Miré el ordenador. El cursor seguía pidiéndome datos y más datos mientras mi mente había volado hacia mi vida personal. No me sentía capaz de seguir con el trabajo, al día siguiente continuaría con la descripción de aquella triste criatura que era Rosario Siguán.
Llegué exhausta a casa. Recordaba que Marcos me avisó de que aquella noche tenía una cena. No lo lamenté demasiado, mi único deseo seguía siendo dormir, así que tomé el libro que estaba leyendo y me metí en la cama. El contacto con las sábanas suaves me deparó un momento de extrema felicidad. En aquel momento nadie me reclamaba, ningún ser humano pensaba en mí, no se suponía que debía estar haciendo nada en ninguna parte. Puede que los ascetas lo pasaran fatal en el desierto comiendo insectos crudos a pleno sol, pero nadie podía negarles la felicidad de las noches solitarias, despanzurrados en su cueva como unos marajás.
Tras aproximadamente media hora de lectura, me encontraba tan relajada que el libro empezaba a caérseme de las manos. Entonces, como si el destino jugara con mis pensamientos, burlándose de ellos, sonó mi teléfono móvil. Miré la pantalla: era Abate.
—Petra, lamento mucho llamarte por la noche, pero es que tengo una buena noticia para ti.
—Adelante —dije saliendo de todo sopor.
—El equipo de Torrisi ha localizado por fin al destinatario de los mails de Nuria Siguán. Ya están detenidos: es Camorra pura.
—Sigue.
—Mañana tendremos la orden del juez Cesare Bono y procederemos al interrogatorio de esos tipos.

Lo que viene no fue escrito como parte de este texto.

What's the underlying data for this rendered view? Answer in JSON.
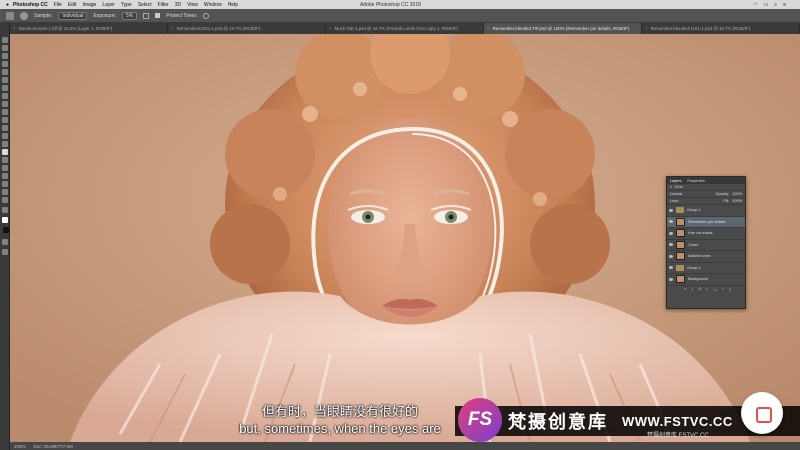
{
  "menubar": {
    "apple": "",
    "app_name": "Photoshop CC",
    "menus": [
      "File",
      "Edit",
      "Image",
      "Layer",
      "Type",
      "Select",
      "Filter",
      "3D",
      "View",
      "Window",
      "Help"
    ],
    "window_title": "Adobe Photoshop CC 2018"
  },
  "options_bar": {
    "sample_label": "Sample:",
    "sample_value": "Individual",
    "exposure_label": "Exposure:",
    "exposure_value": "5%",
    "protect_tones": "Protect Tones"
  },
  "tabs": [
    {
      "label": "Denim.remove-1.tiff @ 12.5% (Layer 1, RGB/8*)",
      "active": false
    },
    {
      "label": "Remember11001.1.psd @ 16.7% (RGB/8*)",
      "active": false
    },
    {
      "label": "Mock-Tab-1.psd @ 16.7% (Portrait Lumin from copy 1, RGB/8*)",
      "active": false
    },
    {
      "label": "Remember.blended.TIF.psd @ 100% (Remember per details, RGB/8*)",
      "active": true
    },
    {
      "label": "Remember.blended-1161-1.psd @ 16.7% (RGB/8*)",
      "active": false
    }
  ],
  "status_bar": {
    "zoom": "100%",
    "doc": "Doc: 65.9M/777.6M"
  },
  "layers_panel": {
    "tabs": [
      "Layers",
      "Properties"
    ],
    "kind": "Kind",
    "blend_mode": "Normal",
    "opacity_label": "Opacity:",
    "opacity_value": "100%",
    "lock_label": "Lock:",
    "fill_label": "Fill:",
    "fill_value": "100%",
    "layers": [
      {
        "name": "Group 1",
        "type": "group"
      },
      {
        "name": "Remember per details",
        "type": "pixel",
        "selected": true
      },
      {
        "name": "Hue cor tracks",
        "type": "pixel"
      },
      {
        "name": "Cures",
        "type": "pixel"
      },
      {
        "name": "Natural tones",
        "type": "pixel"
      },
      {
        "name": "Group 2",
        "type": "group"
      },
      {
        "name": "Background",
        "type": "pixel"
      }
    ]
  },
  "subtitles": {
    "cn": "但有时，当眼睛没有很好的",
    "en": "but, sometimes, when the eyes are"
  },
  "watermark": {
    "logo_text": "FS",
    "brand_cn": "梵摄创意库",
    "url": "WWW.FSTVC.CC",
    "small": "梵摄创意库 FSTVC.CC"
  },
  "colors": {
    "backdrop": "#c99d80",
    "hair": "#c9835a",
    "skin": "#e3ab8c",
    "fur": "#f1cdbd",
    "stroke": "#f4ece4"
  }
}
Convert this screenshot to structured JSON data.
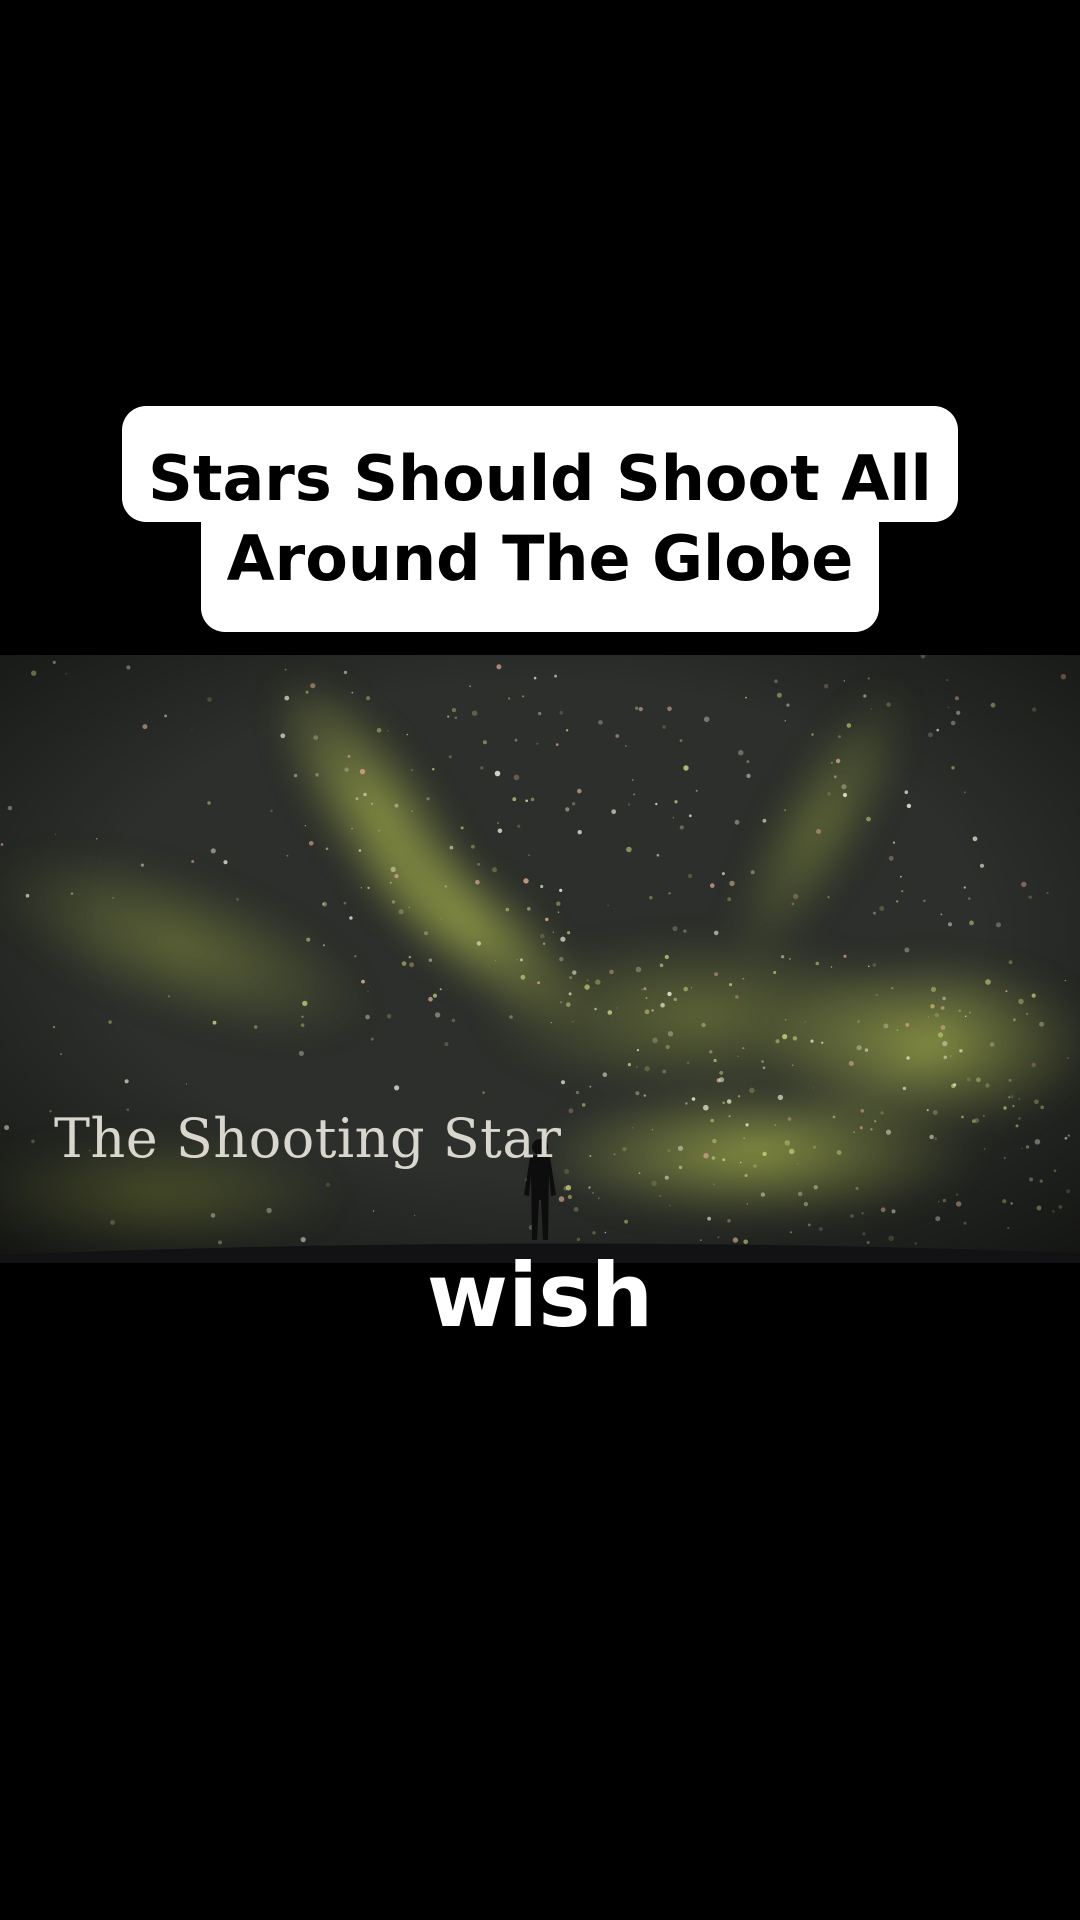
{
  "caption": {
    "line1": "Stars Should Shoot All",
    "line2": "Around The Globe"
  },
  "video": {
    "overlay_title": "The Shooting Star",
    "subtitle_word": "wish"
  },
  "colors": {
    "background": "#000000",
    "caption_bg": "#ffffff",
    "caption_text": "#000000",
    "subtitle_text": "#ffffff",
    "sky_dark": "#2b2e2a",
    "nebula_green": "#9aa84a"
  }
}
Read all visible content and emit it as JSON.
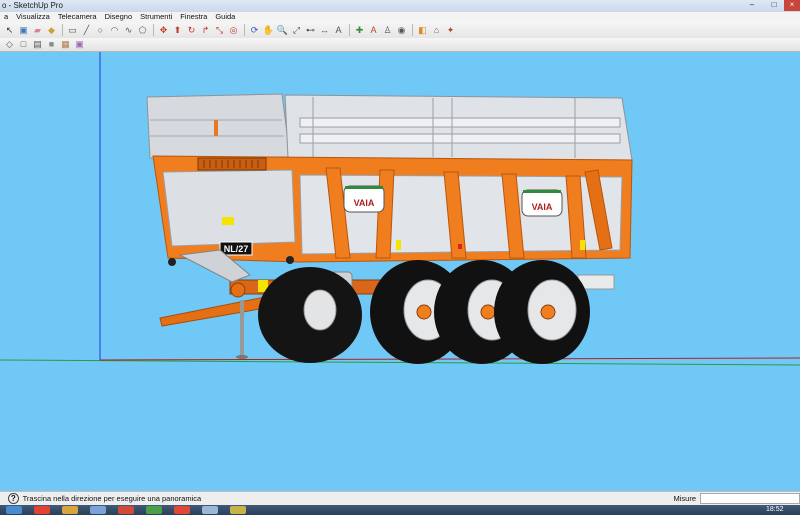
{
  "window": {
    "title": "o - SketchUp Pro",
    "controls": [
      "–",
      "□",
      "×"
    ]
  },
  "menubar": {
    "items": [
      "a",
      "Visualizza",
      "Telecamera",
      "Disegno",
      "Strumenti",
      "Finestra",
      "Guida"
    ]
  },
  "toolbar": {
    "row1": [
      {
        "name": "select-arrow-icon",
        "glyph": "↖",
        "color": "#333333"
      },
      {
        "name": "make-component-icon",
        "glyph": "▣",
        "color": "#3b7bbd"
      },
      {
        "name": "eraser-icon",
        "glyph": "▰",
        "color": "#d8848c"
      },
      {
        "name": "paint-bucket-icon",
        "glyph": "◆",
        "color": "#c9a23a"
      },
      {
        "name": "rectangle-icon",
        "glyph": "▭",
        "color": "#555555"
      },
      {
        "name": "line-icon",
        "glyph": "╱",
        "color": "#555555"
      },
      {
        "name": "circle-icon",
        "glyph": "○",
        "color": "#555555"
      },
      {
        "name": "arc-icon",
        "glyph": "◠",
        "color": "#555555"
      },
      {
        "name": "freehand-icon",
        "glyph": "∿",
        "color": "#555555"
      },
      {
        "name": "polygon-icon",
        "glyph": "⬠",
        "color": "#555555"
      },
      {
        "name": "move-icon",
        "glyph": "✥",
        "color": "#c0392b"
      },
      {
        "name": "push-pull-icon",
        "glyph": "⬆",
        "color": "#c0392b"
      },
      {
        "name": "rotate-icon",
        "glyph": "↻",
        "color": "#c0392b"
      },
      {
        "name": "follow-me-icon",
        "glyph": "↱",
        "color": "#c0392b"
      },
      {
        "name": "scale-icon",
        "glyph": "⤡",
        "color": "#c0392b"
      },
      {
        "name": "offset-icon",
        "glyph": "◎",
        "color": "#c0392b"
      },
      {
        "name": "orbit-icon",
        "glyph": "⟳",
        "color": "#2c5fa8"
      },
      {
        "name": "pan-icon",
        "glyph": "✋",
        "color": "#555555"
      },
      {
        "name": "zoom-icon",
        "glyph": "🔍",
        "color": "#555555"
      },
      {
        "name": "zoom-extents-icon",
        "glyph": "⤢",
        "color": "#555555"
      },
      {
        "name": "tape-measure-icon",
        "glyph": "⊷",
        "color": "#555555"
      },
      {
        "name": "dimension-icon",
        "glyph": "↔",
        "color": "#555555"
      },
      {
        "name": "text-icon",
        "glyph": "A",
        "color": "#555555"
      },
      {
        "name": "axes-icon",
        "glyph": "✚",
        "color": "#3a8a3a"
      },
      {
        "name": "3d-text-icon",
        "glyph": "A",
        "color": "#b04a2a"
      },
      {
        "name": "walk-icon",
        "glyph": "♙",
        "color": "#555555"
      },
      {
        "name": "look-around-icon",
        "glyph": "◉",
        "color": "#555555"
      },
      {
        "name": "section-plane-icon",
        "glyph": "◧",
        "color": "#e08a1e"
      },
      {
        "name": "3d-warehouse-icon",
        "glyph": "⌂",
        "color": "#a0522d"
      },
      {
        "name": "extension-warehouse-icon",
        "glyph": "✦",
        "color": "#a0522d"
      }
    ],
    "row2": [
      {
        "name": "xray-style-icon",
        "glyph": "◇",
        "color": "#555555"
      },
      {
        "name": "wireframe-style-icon",
        "glyph": "□",
        "color": "#555555"
      },
      {
        "name": "hidden-line-style-icon",
        "glyph": "▤",
        "color": "#555555"
      },
      {
        "name": "shaded-style-icon",
        "glyph": "■",
        "color": "#8a8a8a"
      },
      {
        "name": "textured-style-icon",
        "glyph": "▦",
        "color": "#b07a4a"
      },
      {
        "name": "monochrome-style-icon",
        "glyph": "▣",
        "color": "#9a6bb8"
      }
    ]
  },
  "model": {
    "brand_label": "VAIA",
    "plate_text": "NL/27"
  },
  "colors": {
    "sky": "#6fc8f6",
    "trailer_orange": "#f07d1e",
    "dark_orange": "#c95e10",
    "steel": "#d9dce0",
    "tire": "#111111"
  },
  "statusbar": {
    "help_icon": "?",
    "message": "Trascina nella direzione per eseguire una panoramica",
    "measure_label": "Misure",
    "measure_value": ""
  },
  "taskbar": {
    "apps": [
      {
        "name": "start-button",
        "color": "#4a8ad0"
      },
      {
        "name": "chrome-icon",
        "color": "#e34133"
      },
      {
        "name": "explorer-icon",
        "color": "#d9a43a"
      },
      {
        "name": "app-icon",
        "color": "#7aa3d6"
      },
      {
        "name": "app-icon",
        "color": "#d14a3a"
      },
      {
        "name": "app-icon",
        "color": "#49a048"
      },
      {
        "name": "sketchup-icon",
        "color": "#e0483a"
      },
      {
        "name": "app-icon",
        "color": "#9bb8d8"
      },
      {
        "name": "app-icon",
        "color": "#c9b24a"
      }
    ],
    "clock": "18:52"
  }
}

—¡Es una noticia magnífica! Me pregunto cómo podré dormir ahora.
—¿Ya estabas en la cama?
—Sí.
—¿Estás sola?
—Sí —respondí esta segunda vez con cierta reserva.
—Te imagino perfectamente —dijo en un tono soñador que no hizo sino intensificar mis resquemores—. Petra, me gustaría que supieras que he pensado mucho en ti y en lo que sucedió entre nosotros.
—Maurizio —le interrumpí—. ¿Sabes lo que más me gustó de lo que sucedió entre nosotros? Pues que parecías haberlo olvidado por completo.
—Pero no era así.
—Pues entonces lo que me gustó fue tu interpretación perfecta de que lo habías olvidado.
—¿Podemos negar la realidad?
—Sí cuando es intrascendente.
Rio un poco del otro lado del hilo, con un deje divertido y burlón:
—Brava!, ma… dura comme una pietra.
—Buona notte, caro amico, ciao.
Colgué y, aunque parezca mentira, a los cinco minutos ya estaba durmiendo, y es que tengo la conciencia más blindada que el coche de un gánster.